My first article on this blog was about men‘s criteria for choosing a dance partner. I pointed out, that there seems to be a general tendency to select young, good looking women. But I also found, that there was a group young Milongueros, who go rather for dance experience and dance with women of all ages. The article caused strong negative reactions by some men and very affirmative reactions by women.
Now I made some more observations on the topic „Tango & Age“.
One of the great advantages of Tango is, that it does not depend on being athletic or young. Tango is a social dance and people of all age groups can dance it. That‘s great and in my first Tango years, I used to praise the unifying effect of Tango events: young and old people, dancers of different social backgrounds would dance to the same music, visit the same Milongas, be friends, learn from each other... at least in the more „traditional“ Tango communities or Milongas.
And even better: In Tango „old age“ seems to be connected to wisdom and dance skills. Maybe this is only a relic of an archaic model of society with all generations living together, but I like the idea.
It is nevertheless common knowledge, that young(er) dancers cluster in the big cities with universities and at Milongas that tend to be nuevo-ish. Also Tango Marathons do have a relatively young clientele. It is very understandable, that the „young and beautiful“ band together, sharing the same ideas about music, movement and interaction off the dancefloor. But so far, I only connected this phenomenon to the Nuevo environment.
Now I am surprised to find, that a similar process of differentiation seems to be happening in the „traditional“ setting as well.
A couple of months ago, a young Milonguera told me about her experiences at a Tango festival. She obviously did not like it a lot, because most of the dancers were using open embrace and focussing rather on big movements than on social dancing. Also Cabeceo and Mirada were difficult. She had heard about an off-festival Milonga organised by some visiting dancers and decided to check it out. But when she got there, she was disappointed: These people were obviously not very good dancers and they were so OLD! She said that last word with a tone of utter disgust that really shocked me.
I cannot blame her - she wants to be amongst people of her age. But what became of the unifying effect of Tango and respect of old age in Tango? Does that apply only to old Argentine Maestros and „old Milongueros“ in BA?
Since then, I‘ve been consciously watching the Milonguero/Salón scene and noticed, that „young and cool“ events develop all over Europe. Our „Festivalito con Amigos“ is no exception: the average age of this years event was definitely lower than in the last years. And most of the dancers came by personal invitation. Does that mean, that I also start choosing my Tango friends by age? Nah... I don‘t think so. There were still lots of dancers of all generations, embracing each other on the dancefloor. It's just that there were more people overall and the additional ones where younger. :-)

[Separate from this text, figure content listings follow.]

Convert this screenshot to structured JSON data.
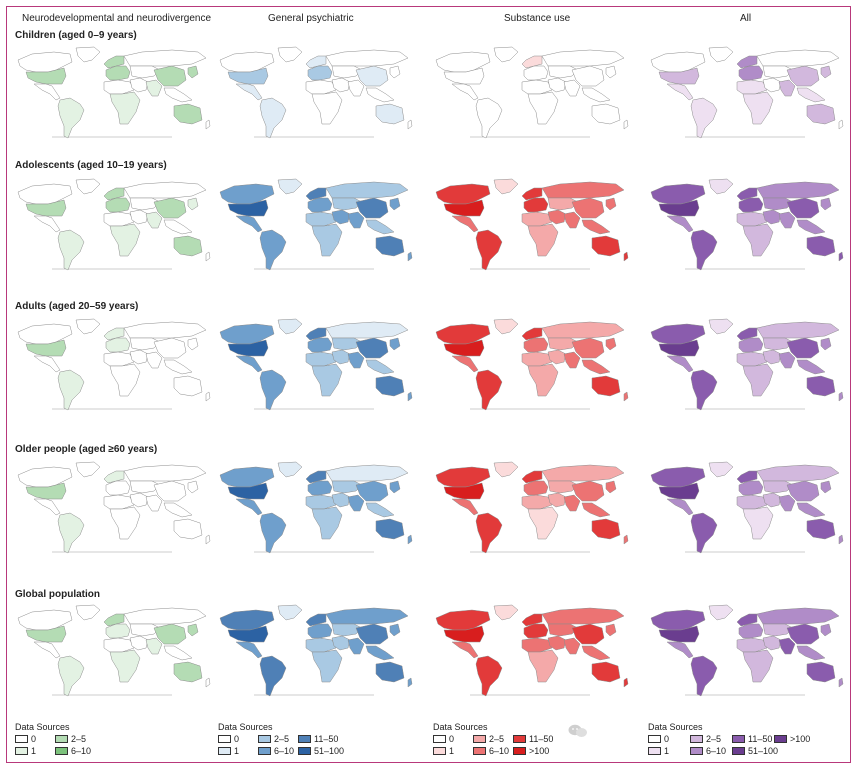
{
  "columns": [
    "Neurodevelopmental and neurodivergence",
    "General psychiatric",
    "Substance use",
    "All"
  ],
  "rows": [
    "Children (aged 0–9 years)",
    "Adolescents (aged 10–19 years)",
    "Adults (aged 20–59 years)",
    "Older people (aged ≥60 years)",
    "Global population"
  ],
  "legend_title": "Data Sources",
  "palettes": {
    "green": [
      "#ffffff",
      "#e3f2e3",
      "#b4dcb4",
      "#7cc27c"
    ],
    "blue": [
      "#ffffff",
      "#dfebf5",
      "#a9c9e3",
      "#6f9fcc",
      "#4f80b6",
      "#2c62a3"
    ],
    "red": [
      "#ffffff",
      "#fbdbdb",
      "#f4a9a9",
      "#ec7373",
      "#e23a3a",
      "#d81e1e"
    ],
    "purple": [
      "#ffffff",
      "#eee0f1",
      "#d2b8dd",
      "#b08cc8",
      "#8a5cad",
      "#6a3d8f"
    ]
  },
  "legends": [
    {
      "palette": "green",
      "items": [
        "0",
        "1",
        "2–5",
        "6–10"
      ]
    },
    {
      "palette": "blue",
      "items": [
        "0",
        "1",
        "2–5",
        "6–10",
        "11–50",
        "51–100"
      ]
    },
    {
      "palette": "red",
      "items": [
        "0",
        "1",
        "2–5",
        "6–10",
        "11–50",
        ">100"
      ]
    },
    {
      "palette": "purple",
      "items": [
        "0",
        "1",
        "2–5",
        "6–10",
        "11–50",
        "51–100",
        ">100"
      ]
    }
  ],
  "chart_data": {
    "type": "heatmap",
    "description_units": "number of data sources per country, binned; map regions approximated",
    "regions": [
      "north_america",
      "usa",
      "mexico_central",
      "south_america",
      "greenland",
      "europe",
      "uk_scandinavia",
      "africa_north",
      "africa_sub",
      "middle_east",
      "russia",
      "central_asia",
      "south_asia",
      "china",
      "east_asia",
      "southeast_asia",
      "australia",
      "new_zealand"
    ],
    "levels": [
      [
        [
          0,
          2,
          0,
          1,
          0,
          2,
          2,
          0,
          1,
          0,
          0,
          0,
          1,
          2,
          2,
          0,
          2,
          0
        ],
        [
          0,
          2,
          1,
          1,
          0,
          2,
          1,
          0,
          0,
          0,
          0,
          0,
          0,
          1,
          0,
          0,
          1,
          0
        ],
        [
          0,
          0,
          0,
          0,
          0,
          0,
          1,
          0,
          0,
          0,
          0,
          0,
          0,
          0,
          0,
          0,
          0,
          0
        ],
        [
          0,
          2,
          1,
          1,
          0,
          3,
          3,
          1,
          1,
          0,
          0,
          0,
          2,
          2,
          2,
          1,
          2,
          0
        ]
      ],
      [
        [
          0,
          2,
          0,
          1,
          0,
          2,
          2,
          0,
          1,
          0,
          0,
          0,
          1,
          2,
          1,
          0,
          2,
          0
        ],
        [
          3,
          5,
          3,
          3,
          1,
          3,
          4,
          2,
          2,
          3,
          2,
          2,
          3,
          4,
          3,
          2,
          4,
          3
        ],
        [
          4,
          5,
          3,
          4,
          1,
          4,
          4,
          2,
          2,
          3,
          3,
          2,
          3,
          3,
          3,
          3,
          4,
          4
        ],
        [
          4,
          5,
          3,
          4,
          1,
          4,
          4,
          2,
          2,
          3,
          3,
          3,
          3,
          4,
          3,
          3,
          4,
          4
        ]
      ],
      [
        [
          0,
          2,
          0,
          1,
          0,
          1,
          1,
          0,
          0,
          0,
          0,
          0,
          0,
          0,
          0,
          0,
          0,
          0
        ],
        [
          3,
          5,
          3,
          3,
          1,
          3,
          4,
          2,
          2,
          2,
          1,
          2,
          3,
          4,
          3,
          2,
          4,
          3
        ],
        [
          4,
          5,
          3,
          4,
          1,
          3,
          4,
          2,
          2,
          2,
          2,
          2,
          3,
          3,
          3,
          3,
          4,
          3
        ],
        [
          4,
          5,
          3,
          4,
          1,
          3,
          4,
          2,
          2,
          2,
          2,
          2,
          3,
          4,
          3,
          3,
          4,
          3
        ]
      ],
      [
        [
          0,
          2,
          0,
          1,
          0,
          0,
          1,
          0,
          0,
          0,
          0,
          0,
          0,
          0,
          0,
          0,
          0,
          0
        ],
        [
          3,
          5,
          3,
          3,
          1,
          3,
          4,
          2,
          2,
          2,
          1,
          2,
          3,
          3,
          3,
          2,
          4,
          3
        ],
        [
          4,
          5,
          3,
          4,
          1,
          3,
          4,
          2,
          1,
          2,
          2,
          2,
          3,
          3,
          3,
          3,
          4,
          3
        ],
        [
          4,
          5,
          3,
          4,
          1,
          3,
          4,
          2,
          1,
          2,
          2,
          2,
          3,
          3,
          3,
          3,
          4,
          3
        ]
      ],
      [
        [
          0,
          2,
          0,
          1,
          0,
          1,
          2,
          0,
          1,
          0,
          0,
          0,
          1,
          2,
          2,
          0,
          2,
          0
        ],
        [
          4,
          5,
          3,
          4,
          1,
          3,
          4,
          2,
          2,
          2,
          3,
          2,
          3,
          4,
          3,
          3,
          4,
          3
        ],
        [
          4,
          5,
          3,
          4,
          1,
          4,
          4,
          3,
          2,
          3,
          3,
          3,
          3,
          4,
          3,
          3,
          4,
          4
        ],
        [
          4,
          5,
          3,
          4,
          1,
          3,
          4,
          2,
          2,
          2,
          3,
          2,
          4,
          4,
          3,
          3,
          4,
          3
        ]
      ]
    ]
  }
}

But there is a general tendency amongst the young people in the „traditional“ environment to cluster. You can clearly watch this phenomenon in Buenos Aires, where „young“ Milongas budded in the last years. There are so many dancers in their early 20‘s... They still meet the other generations at the „Sunderland“ or „Cachirulo“, but do many older dancers visit the new Milongas? And are they welcome? I haven‘t been to BA so often in the last years, that I could judge.
Maybe there‘s no reason to worry: A „rejuvenation“ of the Milongas does not have to be a result of the „not-so-young-ones“ being rejected. It might just be due to the fact, that more young people like to dance in close embrace and that‘s good. And if they form their own clubs, that‘s totally normal as well!
But then again, I think of that young woman and wonder: When will I be „too old“ for the young people? Currently, Detlef and I can be described as middle-aged. We are accepted by people of all generations and are invited to dance or teach at the „cool“ Milonguero events. But what about 15 years from now - provided that we still dance and teach Tango? Will we then be respected as „old Maestros“ or merely be „uncool“? Will I be still able to choose my partners amongst men of all ages or will I dance in a senior residence with people of my age group?
Do not misunderstand me: I‘m not fishing for compliments or self-affirmation. A more radical age discrimination may still work out for me: When all my Tango friends are too old to move, we‘ll simply stand and embrace to the music!
But it would be sad for Tango. Would it not?